El agua potable de casi la mitad de los grifos de Estados Unidos probablemente contiene «productos químicos persistentes» que pueden causar cáncer y otros problemas de salud, según un estudio gubernamental publicado el miércoles.
Los compuestos sintéticos conocidos colectivamente como PFAS están contaminando el agua potable en diferentes grados en grandes ciudades y pueblos pequeños, tanto en pozos privados como en sistemas públicos, según la investigación realizada por el Servicio Geológico de Estados Unidos (USGS, por sus siglas en inglés).
El estudio se basa en hallazgos científicos previos que demuestran que la presencia de productos químicos es generalizada, apareciendo en productos de consumo tan diversos como sartenes antiadherentes, envases de alimentos, ropa resistente al agua, llegando a los suministros de agua.
Debido a que el USGS es una agencia de investigación científica, el informe no hace recomendaciones políticas. Sin embargo, la información «puede ser utilizada para evaluar el riesgo de exposición e informar decisiones sobre si desea tratar su agua potable, analizarla u obtener más información de su estado», según la autora principal Kelly Smalling, hidróloga de investigación.
La Agencia de Protección Ambiental de Estados Unidos (EPA) propuso en marzo los primeros límites federales para seis formas de PFAS, o sustancias per- y polifluoradas, que permanecen en el cuerpo humano durante años y no se degradan en el medio ambiente. Se espera una decisión final más adelante este año o en 2024.
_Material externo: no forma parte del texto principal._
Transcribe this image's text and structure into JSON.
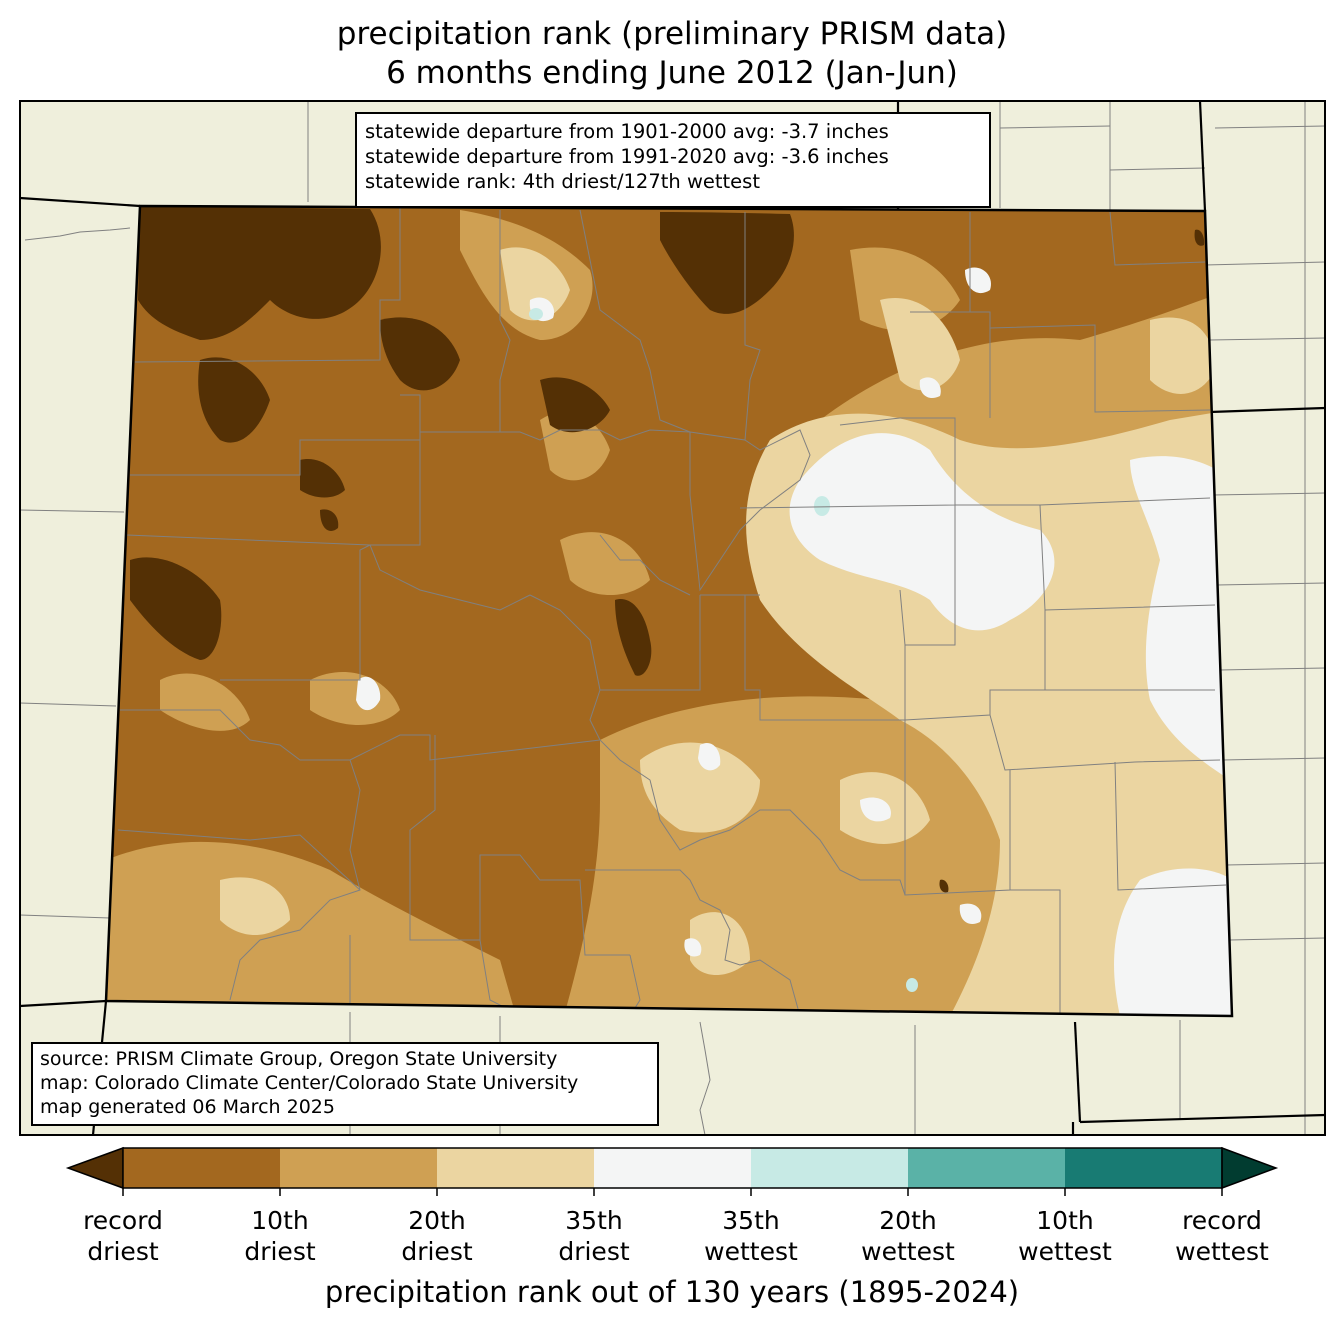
{
  "title": {
    "line1": "precipitation rank (preliminary PRISM data)",
    "line2": "6 months ending June 2012 (Jan-Jun)"
  },
  "stats": {
    "line1": "statewide departure from 1901-2000 avg: -3.7 inches",
    "line2": "statewide departure from 1991-2020 avg: -3.6 inches",
    "line3": "statewide rank: 4th driest/127th wettest"
  },
  "credits": {
    "line1": "source: PRISM Climate Group, Oregon State University",
    "line2": "map: Colorado Climate Center/Colorado State University",
    "line3": "map generated 06 March 2025"
  },
  "colorbar": {
    "title": "precipitation rank out of 130 years (1895-2024)",
    "ticks": [
      {
        "l1": "record",
        "l2": "driest"
      },
      {
        "l1": "10th",
        "l2": "driest"
      },
      {
        "l1": "20th",
        "l2": "driest"
      },
      {
        "l1": "35th",
        "l2": "driest"
      },
      {
        "l1": "35th",
        "l2": "wettest"
      },
      {
        "l1": "20th",
        "l2": "wettest"
      },
      {
        "l1": "10th",
        "l2": "wettest"
      },
      {
        "l1": "record",
        "l2": "wettest"
      }
    ],
    "colors": {
      "under": "#543005",
      "bins": [
        "#a3681f",
        "#cfa053",
        "#ebd5a1",
        "#f4f5f5",
        "#c7eae5",
        "#5ab2a7",
        "#187b73"
      ],
      "over": "#013c30"
    }
  },
  "map_colors": {
    "land": "#efefdc",
    "county_line": "#808080",
    "state_line": "#000000"
  }
}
Sin embargo, el gobierno no ha prohibido que las empresas que emplean los productos químicos los viertan en los sistemas públicos de aguas residuales, según Scott Faber, vicepresidente senior del Grupo de Trabajo Ambiental, una organización ecologista.
«Deberíamos estar abordando este problema desde su origen, en lugar de poner un semáforo después del accidente», dijo. «Deberíamos exigir a los contaminadores que traten sus propios desechos».